Additionally, the hotel last year began requiring guests and employees to be vaccinated against COVID-19, Johnson noted. Since then, business has been steady, he said.

Businesses in downtown Ketchum reported a busy Presidents Day on Monday, February 21.

“All of the housing in this community has seen phenomenal growth,” he said. “People are traveling again and demand is high, and I expect that the rest of the winter.”

A strong winter season in Ketchum went beyond the lodging industry. Heather Price, assistant manager of the Smoky Mountain Pizzeria Grill, said the restaurant was “extremely busy” over Presidents Day weekend and that this winter was “busier than the previous two years, even with the pandemic. [still going on].”

Chip Atkinson, co-owner of Atkinsons Markets, has seen some swings.

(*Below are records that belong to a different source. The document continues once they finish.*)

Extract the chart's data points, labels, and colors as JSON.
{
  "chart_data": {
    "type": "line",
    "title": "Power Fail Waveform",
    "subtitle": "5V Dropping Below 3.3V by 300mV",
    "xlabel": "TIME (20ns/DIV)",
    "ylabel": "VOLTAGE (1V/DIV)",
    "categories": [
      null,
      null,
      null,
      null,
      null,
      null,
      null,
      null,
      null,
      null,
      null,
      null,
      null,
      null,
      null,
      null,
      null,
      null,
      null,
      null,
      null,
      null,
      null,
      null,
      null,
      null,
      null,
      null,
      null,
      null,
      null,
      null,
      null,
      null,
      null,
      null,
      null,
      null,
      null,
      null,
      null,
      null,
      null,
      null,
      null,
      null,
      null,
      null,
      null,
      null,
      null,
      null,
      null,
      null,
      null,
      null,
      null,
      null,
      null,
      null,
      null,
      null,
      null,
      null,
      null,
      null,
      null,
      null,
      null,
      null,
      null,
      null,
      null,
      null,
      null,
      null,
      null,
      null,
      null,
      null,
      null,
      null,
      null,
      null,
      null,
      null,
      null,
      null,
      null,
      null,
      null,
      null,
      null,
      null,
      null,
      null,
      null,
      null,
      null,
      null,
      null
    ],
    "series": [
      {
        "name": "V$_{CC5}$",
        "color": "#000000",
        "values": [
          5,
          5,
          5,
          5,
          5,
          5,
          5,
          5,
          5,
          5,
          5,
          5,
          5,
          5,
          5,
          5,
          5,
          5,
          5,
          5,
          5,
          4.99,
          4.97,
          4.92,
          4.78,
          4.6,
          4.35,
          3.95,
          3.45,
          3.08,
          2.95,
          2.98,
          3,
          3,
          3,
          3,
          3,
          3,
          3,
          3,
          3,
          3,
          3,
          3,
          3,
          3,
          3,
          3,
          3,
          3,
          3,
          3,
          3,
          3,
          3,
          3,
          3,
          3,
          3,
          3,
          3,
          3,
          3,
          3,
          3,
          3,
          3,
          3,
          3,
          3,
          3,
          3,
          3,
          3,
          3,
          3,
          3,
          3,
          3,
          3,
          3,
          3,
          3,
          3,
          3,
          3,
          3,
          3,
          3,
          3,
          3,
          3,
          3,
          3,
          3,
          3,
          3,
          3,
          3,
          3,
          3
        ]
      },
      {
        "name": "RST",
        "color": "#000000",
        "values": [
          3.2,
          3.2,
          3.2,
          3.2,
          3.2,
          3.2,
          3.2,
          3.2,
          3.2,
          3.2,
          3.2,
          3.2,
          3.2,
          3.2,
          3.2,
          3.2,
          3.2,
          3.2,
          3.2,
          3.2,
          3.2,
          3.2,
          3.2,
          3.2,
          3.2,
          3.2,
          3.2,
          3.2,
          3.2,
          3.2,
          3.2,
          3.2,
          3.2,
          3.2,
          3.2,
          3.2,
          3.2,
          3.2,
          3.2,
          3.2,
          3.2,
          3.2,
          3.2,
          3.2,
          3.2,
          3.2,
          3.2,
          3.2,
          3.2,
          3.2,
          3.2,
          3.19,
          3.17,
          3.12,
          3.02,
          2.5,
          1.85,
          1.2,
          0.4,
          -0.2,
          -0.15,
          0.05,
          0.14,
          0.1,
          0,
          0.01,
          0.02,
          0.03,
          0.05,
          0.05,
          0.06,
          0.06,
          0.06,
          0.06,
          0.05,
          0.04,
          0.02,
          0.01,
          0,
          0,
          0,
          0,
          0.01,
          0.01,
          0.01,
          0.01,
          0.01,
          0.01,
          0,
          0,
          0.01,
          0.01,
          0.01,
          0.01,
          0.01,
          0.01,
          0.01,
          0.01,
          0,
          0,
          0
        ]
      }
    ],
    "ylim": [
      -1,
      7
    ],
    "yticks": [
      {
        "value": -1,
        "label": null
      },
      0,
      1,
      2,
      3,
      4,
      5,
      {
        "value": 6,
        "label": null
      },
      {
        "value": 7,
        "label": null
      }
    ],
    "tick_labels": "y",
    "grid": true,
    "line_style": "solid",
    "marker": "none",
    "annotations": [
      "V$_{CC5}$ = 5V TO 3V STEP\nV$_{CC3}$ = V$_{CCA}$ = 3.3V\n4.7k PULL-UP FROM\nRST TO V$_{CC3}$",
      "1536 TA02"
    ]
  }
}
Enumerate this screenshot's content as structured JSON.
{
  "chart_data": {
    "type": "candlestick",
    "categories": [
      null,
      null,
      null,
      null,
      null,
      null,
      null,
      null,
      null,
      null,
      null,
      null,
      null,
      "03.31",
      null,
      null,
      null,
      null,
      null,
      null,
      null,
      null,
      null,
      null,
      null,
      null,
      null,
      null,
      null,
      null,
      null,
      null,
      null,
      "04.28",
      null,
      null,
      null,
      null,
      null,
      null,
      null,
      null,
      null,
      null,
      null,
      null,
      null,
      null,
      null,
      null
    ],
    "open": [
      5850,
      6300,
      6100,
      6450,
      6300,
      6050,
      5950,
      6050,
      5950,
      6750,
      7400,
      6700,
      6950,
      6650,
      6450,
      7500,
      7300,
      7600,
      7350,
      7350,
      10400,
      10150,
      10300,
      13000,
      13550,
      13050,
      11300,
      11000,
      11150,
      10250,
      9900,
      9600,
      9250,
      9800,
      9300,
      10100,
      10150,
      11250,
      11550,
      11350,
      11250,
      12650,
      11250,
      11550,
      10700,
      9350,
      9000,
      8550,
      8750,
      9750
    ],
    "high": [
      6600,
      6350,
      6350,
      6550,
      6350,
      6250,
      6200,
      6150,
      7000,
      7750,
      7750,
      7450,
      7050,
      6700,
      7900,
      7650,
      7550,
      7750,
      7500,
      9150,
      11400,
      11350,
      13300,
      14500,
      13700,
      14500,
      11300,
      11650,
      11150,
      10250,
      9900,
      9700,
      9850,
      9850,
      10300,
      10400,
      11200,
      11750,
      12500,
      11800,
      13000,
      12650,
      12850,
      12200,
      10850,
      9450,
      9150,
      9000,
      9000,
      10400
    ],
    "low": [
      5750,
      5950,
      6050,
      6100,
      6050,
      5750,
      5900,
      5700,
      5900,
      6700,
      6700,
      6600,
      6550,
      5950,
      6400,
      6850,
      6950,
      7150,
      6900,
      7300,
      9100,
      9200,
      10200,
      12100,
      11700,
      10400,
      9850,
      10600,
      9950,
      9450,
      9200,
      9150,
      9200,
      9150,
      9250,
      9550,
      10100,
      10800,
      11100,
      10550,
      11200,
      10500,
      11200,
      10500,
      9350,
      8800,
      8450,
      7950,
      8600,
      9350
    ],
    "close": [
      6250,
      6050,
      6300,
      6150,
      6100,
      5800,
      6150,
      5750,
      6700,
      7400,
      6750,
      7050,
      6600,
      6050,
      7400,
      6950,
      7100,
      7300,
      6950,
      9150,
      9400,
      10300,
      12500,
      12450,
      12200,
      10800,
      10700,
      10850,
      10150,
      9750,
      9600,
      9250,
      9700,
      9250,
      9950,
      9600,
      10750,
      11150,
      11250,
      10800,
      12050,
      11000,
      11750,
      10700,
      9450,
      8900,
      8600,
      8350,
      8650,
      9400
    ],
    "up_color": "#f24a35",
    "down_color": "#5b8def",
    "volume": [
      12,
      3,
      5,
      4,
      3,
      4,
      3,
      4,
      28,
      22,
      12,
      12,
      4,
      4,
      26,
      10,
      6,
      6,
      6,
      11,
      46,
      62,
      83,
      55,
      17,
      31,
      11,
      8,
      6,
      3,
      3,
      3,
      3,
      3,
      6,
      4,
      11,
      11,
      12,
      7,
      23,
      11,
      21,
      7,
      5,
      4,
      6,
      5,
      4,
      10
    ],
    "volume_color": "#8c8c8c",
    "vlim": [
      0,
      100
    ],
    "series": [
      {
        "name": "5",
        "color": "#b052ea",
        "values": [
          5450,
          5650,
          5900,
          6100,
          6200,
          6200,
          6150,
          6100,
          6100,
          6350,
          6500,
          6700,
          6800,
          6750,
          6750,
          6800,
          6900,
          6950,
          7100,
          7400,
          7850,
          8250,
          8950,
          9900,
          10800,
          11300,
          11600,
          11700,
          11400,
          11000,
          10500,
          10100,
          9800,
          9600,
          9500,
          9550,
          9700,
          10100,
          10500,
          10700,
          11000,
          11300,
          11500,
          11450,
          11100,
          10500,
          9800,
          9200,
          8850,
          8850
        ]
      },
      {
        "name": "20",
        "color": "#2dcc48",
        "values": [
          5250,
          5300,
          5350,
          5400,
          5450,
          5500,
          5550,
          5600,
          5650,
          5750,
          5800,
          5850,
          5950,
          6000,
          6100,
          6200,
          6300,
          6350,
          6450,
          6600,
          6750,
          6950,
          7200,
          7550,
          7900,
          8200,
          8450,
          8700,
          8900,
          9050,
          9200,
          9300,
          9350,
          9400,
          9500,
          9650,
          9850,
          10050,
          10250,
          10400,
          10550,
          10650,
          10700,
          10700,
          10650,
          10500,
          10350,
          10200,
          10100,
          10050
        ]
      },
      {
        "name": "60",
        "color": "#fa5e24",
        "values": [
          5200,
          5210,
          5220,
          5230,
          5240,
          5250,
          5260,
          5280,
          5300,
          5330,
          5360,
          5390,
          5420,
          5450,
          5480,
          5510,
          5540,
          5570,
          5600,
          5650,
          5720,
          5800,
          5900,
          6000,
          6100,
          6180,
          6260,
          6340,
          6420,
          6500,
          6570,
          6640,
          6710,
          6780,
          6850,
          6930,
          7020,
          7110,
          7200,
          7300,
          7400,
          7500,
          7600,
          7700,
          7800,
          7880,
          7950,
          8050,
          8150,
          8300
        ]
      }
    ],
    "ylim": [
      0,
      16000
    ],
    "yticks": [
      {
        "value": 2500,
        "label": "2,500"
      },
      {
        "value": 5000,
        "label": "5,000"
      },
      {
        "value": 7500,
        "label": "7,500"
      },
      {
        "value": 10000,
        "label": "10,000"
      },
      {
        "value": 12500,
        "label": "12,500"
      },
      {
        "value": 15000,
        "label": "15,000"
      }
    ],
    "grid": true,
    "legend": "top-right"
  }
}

“We’ve had a few good days and a few good days, so things just got a little off,” he said.

All things considered, business was significantly better than at the start of the pandemic, Atkinson said.

When it comes to summer, the outlook for western hill stations is positive, says the DestiMetrics report. Overall occupancy, which measures the total number of guests, is up 49% from May to October compared to summer 2021, it says, indicating that people are planning summer longer at the advance than last year.